The Village by the Sea has issued an emergency proclamation requiring individuals to wear face coverings when visiting the downtown corridor.
The question of what more the city could do to ensure masks are worn downtown was raised during the Monday night city council meeting by Langley Main Street Association Executive Director Michaleen McGarry.
McGarry reported seeing about a 50/50 split of people wearing face masks or other protective coverings. She said it would make others feel more comfortable if there were rules in place requiring the use of them.
Councilwoman Christy Korrow said that it is a concern of hers as well.
Korrow pointed to the Star Store as an example.
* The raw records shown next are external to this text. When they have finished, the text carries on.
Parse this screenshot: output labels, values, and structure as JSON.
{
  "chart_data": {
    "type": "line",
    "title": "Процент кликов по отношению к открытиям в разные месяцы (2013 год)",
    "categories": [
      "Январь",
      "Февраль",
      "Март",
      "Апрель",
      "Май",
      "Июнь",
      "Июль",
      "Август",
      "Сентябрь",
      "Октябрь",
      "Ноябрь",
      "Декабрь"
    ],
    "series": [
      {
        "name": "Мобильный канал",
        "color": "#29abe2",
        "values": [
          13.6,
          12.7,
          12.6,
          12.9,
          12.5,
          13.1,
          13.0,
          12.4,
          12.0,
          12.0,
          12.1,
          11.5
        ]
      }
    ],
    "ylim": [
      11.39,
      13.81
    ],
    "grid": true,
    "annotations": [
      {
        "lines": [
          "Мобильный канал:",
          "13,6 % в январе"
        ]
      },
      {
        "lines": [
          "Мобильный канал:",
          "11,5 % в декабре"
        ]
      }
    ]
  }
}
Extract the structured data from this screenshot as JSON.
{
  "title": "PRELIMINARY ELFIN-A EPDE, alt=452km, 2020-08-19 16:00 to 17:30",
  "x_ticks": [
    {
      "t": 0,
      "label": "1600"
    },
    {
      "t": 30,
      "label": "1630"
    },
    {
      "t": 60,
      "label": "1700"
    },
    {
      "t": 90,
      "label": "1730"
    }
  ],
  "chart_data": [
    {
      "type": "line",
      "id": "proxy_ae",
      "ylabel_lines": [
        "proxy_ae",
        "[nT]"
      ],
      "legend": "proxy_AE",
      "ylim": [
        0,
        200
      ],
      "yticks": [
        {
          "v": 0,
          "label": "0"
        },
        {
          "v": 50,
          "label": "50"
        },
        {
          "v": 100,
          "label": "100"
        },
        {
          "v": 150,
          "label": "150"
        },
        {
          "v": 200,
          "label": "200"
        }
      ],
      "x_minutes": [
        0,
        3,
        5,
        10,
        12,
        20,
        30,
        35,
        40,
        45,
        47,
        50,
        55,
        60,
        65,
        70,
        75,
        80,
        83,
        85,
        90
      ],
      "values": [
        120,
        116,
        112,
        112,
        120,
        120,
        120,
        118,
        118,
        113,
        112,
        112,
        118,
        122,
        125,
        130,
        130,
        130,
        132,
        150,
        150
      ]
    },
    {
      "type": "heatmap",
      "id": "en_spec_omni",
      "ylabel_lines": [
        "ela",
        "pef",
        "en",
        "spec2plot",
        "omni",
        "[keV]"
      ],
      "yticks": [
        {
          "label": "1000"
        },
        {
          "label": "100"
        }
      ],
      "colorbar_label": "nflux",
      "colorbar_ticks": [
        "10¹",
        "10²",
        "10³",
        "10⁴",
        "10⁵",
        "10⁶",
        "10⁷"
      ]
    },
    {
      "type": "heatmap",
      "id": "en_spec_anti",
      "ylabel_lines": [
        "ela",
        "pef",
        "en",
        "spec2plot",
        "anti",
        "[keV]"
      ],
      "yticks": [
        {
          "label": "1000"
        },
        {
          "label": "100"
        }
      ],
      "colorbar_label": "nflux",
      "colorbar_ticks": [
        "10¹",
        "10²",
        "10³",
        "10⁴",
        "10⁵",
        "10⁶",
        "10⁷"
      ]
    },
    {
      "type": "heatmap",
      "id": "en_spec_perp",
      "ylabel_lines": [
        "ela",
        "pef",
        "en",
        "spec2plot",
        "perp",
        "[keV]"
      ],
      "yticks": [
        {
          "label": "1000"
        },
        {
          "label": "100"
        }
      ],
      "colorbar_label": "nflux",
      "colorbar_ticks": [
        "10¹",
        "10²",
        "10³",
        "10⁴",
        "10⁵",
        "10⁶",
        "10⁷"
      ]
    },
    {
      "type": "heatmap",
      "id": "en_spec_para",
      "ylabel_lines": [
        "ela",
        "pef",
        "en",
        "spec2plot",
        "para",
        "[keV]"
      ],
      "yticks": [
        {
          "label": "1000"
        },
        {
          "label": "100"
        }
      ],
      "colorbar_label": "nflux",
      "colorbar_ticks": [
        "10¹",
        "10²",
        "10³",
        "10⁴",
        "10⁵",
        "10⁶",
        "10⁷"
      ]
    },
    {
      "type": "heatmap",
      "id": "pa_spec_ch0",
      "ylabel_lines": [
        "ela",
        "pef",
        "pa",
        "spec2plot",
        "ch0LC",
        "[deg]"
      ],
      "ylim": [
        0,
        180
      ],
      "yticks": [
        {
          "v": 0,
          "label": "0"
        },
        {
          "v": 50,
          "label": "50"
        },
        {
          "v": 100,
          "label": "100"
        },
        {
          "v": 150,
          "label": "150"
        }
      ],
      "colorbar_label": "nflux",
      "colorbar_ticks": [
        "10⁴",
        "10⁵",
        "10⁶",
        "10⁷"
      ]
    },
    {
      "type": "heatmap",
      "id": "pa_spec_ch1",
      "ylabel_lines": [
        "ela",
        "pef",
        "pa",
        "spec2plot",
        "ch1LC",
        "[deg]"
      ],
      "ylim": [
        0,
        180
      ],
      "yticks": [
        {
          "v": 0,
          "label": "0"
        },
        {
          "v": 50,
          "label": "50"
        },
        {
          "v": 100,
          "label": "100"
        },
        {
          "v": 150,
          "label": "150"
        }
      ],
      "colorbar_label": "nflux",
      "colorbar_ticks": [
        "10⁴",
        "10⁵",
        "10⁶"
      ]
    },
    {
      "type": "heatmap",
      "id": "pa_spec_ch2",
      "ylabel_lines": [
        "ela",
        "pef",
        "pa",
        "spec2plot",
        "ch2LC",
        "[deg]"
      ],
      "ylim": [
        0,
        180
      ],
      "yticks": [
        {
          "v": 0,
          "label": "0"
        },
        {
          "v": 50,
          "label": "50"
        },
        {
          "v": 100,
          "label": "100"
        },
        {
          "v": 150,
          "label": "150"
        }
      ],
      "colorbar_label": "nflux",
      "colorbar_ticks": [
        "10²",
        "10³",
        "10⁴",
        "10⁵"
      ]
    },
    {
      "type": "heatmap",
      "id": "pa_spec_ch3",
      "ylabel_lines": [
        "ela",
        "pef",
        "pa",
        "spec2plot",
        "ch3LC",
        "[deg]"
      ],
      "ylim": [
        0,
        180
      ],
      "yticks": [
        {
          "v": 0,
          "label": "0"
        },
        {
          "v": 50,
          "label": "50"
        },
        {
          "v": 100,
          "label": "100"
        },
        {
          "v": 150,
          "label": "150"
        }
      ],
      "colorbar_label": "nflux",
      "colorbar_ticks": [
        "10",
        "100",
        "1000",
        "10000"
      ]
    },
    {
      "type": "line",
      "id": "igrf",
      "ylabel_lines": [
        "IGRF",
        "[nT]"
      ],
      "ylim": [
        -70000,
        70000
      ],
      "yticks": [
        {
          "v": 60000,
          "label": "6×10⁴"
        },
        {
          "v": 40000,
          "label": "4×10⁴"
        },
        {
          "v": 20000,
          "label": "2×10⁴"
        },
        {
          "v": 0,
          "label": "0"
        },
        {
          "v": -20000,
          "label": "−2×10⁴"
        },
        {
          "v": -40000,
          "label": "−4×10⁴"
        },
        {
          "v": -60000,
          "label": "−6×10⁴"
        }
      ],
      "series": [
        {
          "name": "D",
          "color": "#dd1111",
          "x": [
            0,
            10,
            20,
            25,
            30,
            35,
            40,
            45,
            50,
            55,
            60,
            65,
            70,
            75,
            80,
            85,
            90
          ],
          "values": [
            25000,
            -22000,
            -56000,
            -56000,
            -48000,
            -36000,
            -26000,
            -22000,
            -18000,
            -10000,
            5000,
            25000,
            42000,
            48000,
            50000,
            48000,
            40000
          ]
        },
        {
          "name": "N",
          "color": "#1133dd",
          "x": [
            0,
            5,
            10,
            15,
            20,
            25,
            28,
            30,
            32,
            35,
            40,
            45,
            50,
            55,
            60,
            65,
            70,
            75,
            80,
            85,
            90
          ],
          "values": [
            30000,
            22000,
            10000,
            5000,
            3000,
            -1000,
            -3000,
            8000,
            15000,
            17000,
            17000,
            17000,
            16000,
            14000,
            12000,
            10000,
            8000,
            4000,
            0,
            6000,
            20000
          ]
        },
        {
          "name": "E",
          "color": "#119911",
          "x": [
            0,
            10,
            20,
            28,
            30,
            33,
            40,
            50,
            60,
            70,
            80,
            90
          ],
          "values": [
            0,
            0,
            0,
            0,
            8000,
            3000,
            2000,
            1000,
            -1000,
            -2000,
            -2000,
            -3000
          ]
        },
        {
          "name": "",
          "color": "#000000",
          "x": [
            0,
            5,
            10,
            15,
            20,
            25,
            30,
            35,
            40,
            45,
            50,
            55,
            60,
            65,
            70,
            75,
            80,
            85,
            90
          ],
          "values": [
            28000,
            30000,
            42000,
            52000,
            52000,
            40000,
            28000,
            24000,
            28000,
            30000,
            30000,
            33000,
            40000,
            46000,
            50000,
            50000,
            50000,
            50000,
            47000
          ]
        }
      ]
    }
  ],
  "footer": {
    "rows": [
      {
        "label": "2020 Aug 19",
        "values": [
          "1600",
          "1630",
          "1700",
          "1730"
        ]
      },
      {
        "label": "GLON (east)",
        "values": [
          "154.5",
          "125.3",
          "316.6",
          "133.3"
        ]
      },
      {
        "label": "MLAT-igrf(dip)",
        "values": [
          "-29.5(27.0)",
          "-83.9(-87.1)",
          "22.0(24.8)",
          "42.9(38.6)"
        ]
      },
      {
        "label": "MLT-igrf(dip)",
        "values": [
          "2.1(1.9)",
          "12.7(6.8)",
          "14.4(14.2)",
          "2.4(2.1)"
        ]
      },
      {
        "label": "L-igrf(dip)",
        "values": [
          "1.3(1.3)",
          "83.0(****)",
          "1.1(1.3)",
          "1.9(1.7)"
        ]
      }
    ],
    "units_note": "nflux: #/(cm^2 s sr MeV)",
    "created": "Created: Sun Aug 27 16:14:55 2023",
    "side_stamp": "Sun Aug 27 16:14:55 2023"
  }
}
The owner announced on social media that no one will be allowed inside the grocery store without a mask.
Mayor Tim Callison said he has heard about an increase of people coming to Langley and not respecting social distancing guidelines.
“For the people that are remaining open, we owe some kind of measure of protection that we can give them so that they’re not infected,” Callison said.
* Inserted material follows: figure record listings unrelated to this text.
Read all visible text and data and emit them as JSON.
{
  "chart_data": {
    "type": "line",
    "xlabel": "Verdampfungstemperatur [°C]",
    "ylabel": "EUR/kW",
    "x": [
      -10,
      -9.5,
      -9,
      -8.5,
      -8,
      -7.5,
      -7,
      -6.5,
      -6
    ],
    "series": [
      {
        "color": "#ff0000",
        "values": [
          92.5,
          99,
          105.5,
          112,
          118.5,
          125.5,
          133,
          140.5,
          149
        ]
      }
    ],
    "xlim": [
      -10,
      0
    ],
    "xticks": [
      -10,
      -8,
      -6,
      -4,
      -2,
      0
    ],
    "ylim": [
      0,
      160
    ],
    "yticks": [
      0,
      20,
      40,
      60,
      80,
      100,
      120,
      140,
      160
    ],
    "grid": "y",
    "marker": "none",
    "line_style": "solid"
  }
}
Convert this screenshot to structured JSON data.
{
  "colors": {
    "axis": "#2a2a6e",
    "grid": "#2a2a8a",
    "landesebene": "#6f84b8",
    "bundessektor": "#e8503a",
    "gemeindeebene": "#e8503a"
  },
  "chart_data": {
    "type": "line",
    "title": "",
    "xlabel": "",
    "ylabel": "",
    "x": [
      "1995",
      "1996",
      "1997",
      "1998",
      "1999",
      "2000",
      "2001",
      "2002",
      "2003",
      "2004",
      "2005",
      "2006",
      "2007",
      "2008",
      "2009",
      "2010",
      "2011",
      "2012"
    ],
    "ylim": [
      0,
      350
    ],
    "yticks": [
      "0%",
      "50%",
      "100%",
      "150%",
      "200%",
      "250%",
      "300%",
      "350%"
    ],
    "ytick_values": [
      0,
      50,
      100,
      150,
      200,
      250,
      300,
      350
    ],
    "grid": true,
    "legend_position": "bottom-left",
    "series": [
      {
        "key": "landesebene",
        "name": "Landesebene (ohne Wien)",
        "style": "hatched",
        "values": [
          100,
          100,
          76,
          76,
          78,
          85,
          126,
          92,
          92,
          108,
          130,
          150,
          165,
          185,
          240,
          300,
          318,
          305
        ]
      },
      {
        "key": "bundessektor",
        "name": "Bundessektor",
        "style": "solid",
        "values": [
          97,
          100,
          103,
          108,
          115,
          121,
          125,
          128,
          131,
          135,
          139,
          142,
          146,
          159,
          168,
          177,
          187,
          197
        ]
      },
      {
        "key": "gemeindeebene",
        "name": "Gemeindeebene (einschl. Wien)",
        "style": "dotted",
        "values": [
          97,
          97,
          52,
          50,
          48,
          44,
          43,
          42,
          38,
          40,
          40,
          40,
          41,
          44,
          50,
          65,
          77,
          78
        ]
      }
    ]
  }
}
Councilman Thomas Gill suggested that a lot of people still don’t have masks or reliable ways to obtain them.
Gill added that it would behoove Langley to have masks available within the city, either at Langley City Hall or from police officers.
McGarry said that the Langley Main Street Association has a supply of masks it can give to officers.
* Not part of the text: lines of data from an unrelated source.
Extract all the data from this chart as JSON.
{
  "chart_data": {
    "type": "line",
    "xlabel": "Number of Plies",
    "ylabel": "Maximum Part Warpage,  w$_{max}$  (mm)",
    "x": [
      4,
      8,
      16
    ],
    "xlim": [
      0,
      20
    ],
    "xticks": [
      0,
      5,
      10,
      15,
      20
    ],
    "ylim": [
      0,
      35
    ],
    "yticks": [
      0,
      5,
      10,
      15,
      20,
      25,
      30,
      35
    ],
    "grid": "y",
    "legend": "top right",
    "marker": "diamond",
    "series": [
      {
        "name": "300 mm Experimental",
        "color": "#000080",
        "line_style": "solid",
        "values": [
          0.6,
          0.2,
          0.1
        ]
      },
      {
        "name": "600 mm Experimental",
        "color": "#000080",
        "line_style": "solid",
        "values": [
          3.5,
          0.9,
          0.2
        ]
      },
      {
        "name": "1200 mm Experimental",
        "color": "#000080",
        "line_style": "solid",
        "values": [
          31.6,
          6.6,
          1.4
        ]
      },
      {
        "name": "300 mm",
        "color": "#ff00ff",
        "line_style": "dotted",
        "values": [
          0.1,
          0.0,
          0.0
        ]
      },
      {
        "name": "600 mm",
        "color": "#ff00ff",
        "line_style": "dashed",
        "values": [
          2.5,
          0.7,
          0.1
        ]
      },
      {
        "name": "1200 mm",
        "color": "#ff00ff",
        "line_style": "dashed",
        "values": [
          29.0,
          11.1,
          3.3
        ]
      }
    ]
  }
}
Callison responded that masks could also be provided to stores and restaurants, which in turn could give them to customers not wearing face protection. He said Langley recently received $38,850 from the federal CARES Act, money the city could use to supply businesses with masks.
Callison said he’s spoken with McGarry and Langley Chamber of Commerce Director Inge Morascini about installing signs near the entrances to Langley.
Those signs would have positive wording to encourage people to practice safe shopping through the use of face coverings.
Councilwoman Dominique Emerson urged the mayor to issue an emergency proclamation. Callison agreed it would fall under his emergency powers to do so.
The council also agreed that a resolution should be written to support the proclamation.
Council members established the boundaries to extend from Fourth Street to the waterfront, including Seawall Park, and Park Avenue to Wharf Street.
People in their vehicles, or inside private areas, including their residences, are not asked to wear masks or other protective face coverings.
The motion to issue a proclamation and write a “safe shopping” resolution was approved unanimously.
Emerson suggested the new rule should go into effect Wednesday, so people have time to be notified.
Korrow encouraged positive messaging about the new order and its protective intent.
“It’s not about being scared or negative,” she said.